Through thecurrent systematic archaeological research (until 2012), its strong, well-preserved arched stone walls have been discovered, with 19 quadrangular, inner towers (of 22, in total), all four of the main gates, positioned on all sides of the fort (porta praetoria, decumana, principalis sinistra and dextra), one of the two main thoroughfares, general headquarters building (principium) with a portico in the centre of their intersection (via praetoria-via principalis), a warehouse for the storage of food (horreum) near the main north gate (porta praetoria), late Roman military barracks (contubernia) along the south gate (porta decumana), sanitary facilities – public bath/latrinum, balneum with a drainage channel beneath the walls (the northwest corner of the fort), a number of furnaces, workshops (from different periods), and two, representative, special purposes large structures with semi-circular conches/apses on narrower sides. They were constructed by repairing/ renovating older structures during the Late Roman period (4th/5th century), one of which has a preserved central heating system (oriented north-south), and the other, where the research is in progress (oriented east-west), has a perfectly preserved capacity for running water/pools (4), with preserved lead and clay pipes of varying cross-section. A solidly built and well-preserved underground Crypt/Crypta with 4 niches facing each other (Christian church in the last phase) was also discovered outside the immediate area of T II (north of the North Gate). The overground structure has not been preserved (the lowest part of the foundation of upper walls remained partly visible, with a parapet panel, also preserved).

This early Roman, late Roman and early Byzantine auxiliary fortress/castrum, the Roman station/statio was also surrounded by a large and significant settlement, a wharf and necropoles. Natural, as well as a strategically advantageous position was decisive to develop here an urban settlement, which early Byzantine sources mention as a town Zanes/polichnion Zanes.

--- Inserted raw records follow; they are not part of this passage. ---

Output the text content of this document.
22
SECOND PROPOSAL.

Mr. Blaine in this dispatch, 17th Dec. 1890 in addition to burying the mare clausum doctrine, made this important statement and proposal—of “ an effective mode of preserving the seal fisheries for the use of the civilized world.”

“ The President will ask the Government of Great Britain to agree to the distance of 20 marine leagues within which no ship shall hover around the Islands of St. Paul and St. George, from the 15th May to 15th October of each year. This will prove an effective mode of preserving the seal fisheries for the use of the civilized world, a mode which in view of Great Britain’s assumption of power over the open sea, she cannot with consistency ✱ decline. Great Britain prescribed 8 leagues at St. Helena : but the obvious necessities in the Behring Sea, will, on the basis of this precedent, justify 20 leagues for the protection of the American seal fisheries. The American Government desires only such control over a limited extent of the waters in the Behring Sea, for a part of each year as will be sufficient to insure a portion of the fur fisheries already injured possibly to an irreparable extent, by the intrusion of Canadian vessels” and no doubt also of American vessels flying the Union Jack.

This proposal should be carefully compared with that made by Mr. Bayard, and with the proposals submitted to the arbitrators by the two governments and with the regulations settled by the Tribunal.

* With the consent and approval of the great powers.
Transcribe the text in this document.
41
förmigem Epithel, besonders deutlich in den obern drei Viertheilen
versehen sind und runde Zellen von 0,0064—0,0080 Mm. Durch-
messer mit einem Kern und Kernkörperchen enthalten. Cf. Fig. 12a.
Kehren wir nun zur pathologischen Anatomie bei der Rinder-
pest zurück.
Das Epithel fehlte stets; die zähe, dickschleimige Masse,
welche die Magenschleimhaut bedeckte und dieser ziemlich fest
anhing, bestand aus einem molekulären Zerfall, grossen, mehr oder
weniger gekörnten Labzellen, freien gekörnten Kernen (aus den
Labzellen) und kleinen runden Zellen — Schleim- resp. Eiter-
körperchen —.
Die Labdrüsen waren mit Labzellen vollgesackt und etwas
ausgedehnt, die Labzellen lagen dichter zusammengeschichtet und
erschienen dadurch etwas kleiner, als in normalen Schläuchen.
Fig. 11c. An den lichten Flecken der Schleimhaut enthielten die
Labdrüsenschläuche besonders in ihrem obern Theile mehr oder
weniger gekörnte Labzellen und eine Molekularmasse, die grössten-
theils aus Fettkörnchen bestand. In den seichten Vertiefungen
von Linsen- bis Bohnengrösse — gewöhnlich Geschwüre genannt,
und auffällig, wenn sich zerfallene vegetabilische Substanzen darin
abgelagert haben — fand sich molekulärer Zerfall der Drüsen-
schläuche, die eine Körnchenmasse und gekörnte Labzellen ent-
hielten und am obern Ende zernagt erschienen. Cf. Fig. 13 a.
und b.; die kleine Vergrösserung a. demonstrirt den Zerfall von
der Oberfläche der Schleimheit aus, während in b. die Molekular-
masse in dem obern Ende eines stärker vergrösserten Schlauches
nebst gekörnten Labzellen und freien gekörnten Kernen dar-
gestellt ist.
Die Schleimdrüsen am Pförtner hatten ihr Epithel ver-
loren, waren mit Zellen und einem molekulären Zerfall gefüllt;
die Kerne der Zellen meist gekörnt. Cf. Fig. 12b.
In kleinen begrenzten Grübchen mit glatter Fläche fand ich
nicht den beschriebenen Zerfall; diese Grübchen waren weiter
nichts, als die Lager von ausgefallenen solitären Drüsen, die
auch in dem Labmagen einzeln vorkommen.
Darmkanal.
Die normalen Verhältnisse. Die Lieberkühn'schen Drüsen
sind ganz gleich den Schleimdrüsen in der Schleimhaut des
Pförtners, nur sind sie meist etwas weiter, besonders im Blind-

Although its large parts were destroyed by rapid industrialization, research has so far located the main roads and the necropoles and, according to the location of some of the findings, it is possible to perceive its size, too, in its widest limits of propagation, from the northern point of the Trajan’s Canal (upstream of HPP Đerdap I) to Kladušnica (Kladovo), with the gravitating, mountainous hinterland and the islands.

This sector of the limes at the Danube’s cataract Iron Door, both upstream and downstream of Diana with the Trajan canal, was defended with a few more fortified Roman military posts and installations, discovered at the mouth of the Đevrinski creek, Kašajna and Kosovica, the island Adakale/Adakaleh and Bansko/Banului (Transdiana), then downstream of Kladovo – Shipyard (Customs/Butorke) and near the Kladovo ferry (on the left, Romanian bank), identified on the right, Serbian, bank, based on literary sources, such as Ducis Pratum, Caput Bovis, Transdiana...

Decades of research of Diana have yielded an exceptionally numerous and valuable archaeological material. Diana is known for findings of exceptional artistic craftsmanship and beauty, some of which are world’s museum rarities. This rich archaeological collection, which has been collected by systematic excavations (Đerdap Project-Project Diana), is kept and exhibited in the Archaeological Museum of Đerdap, in Kladovo (a part of its collection is, unfortunately, still in the Negotin Museum).

Parts of architectural elements can be seen at the site itself, at the fortress Diana, which is being regularly maintained and is open to visitors.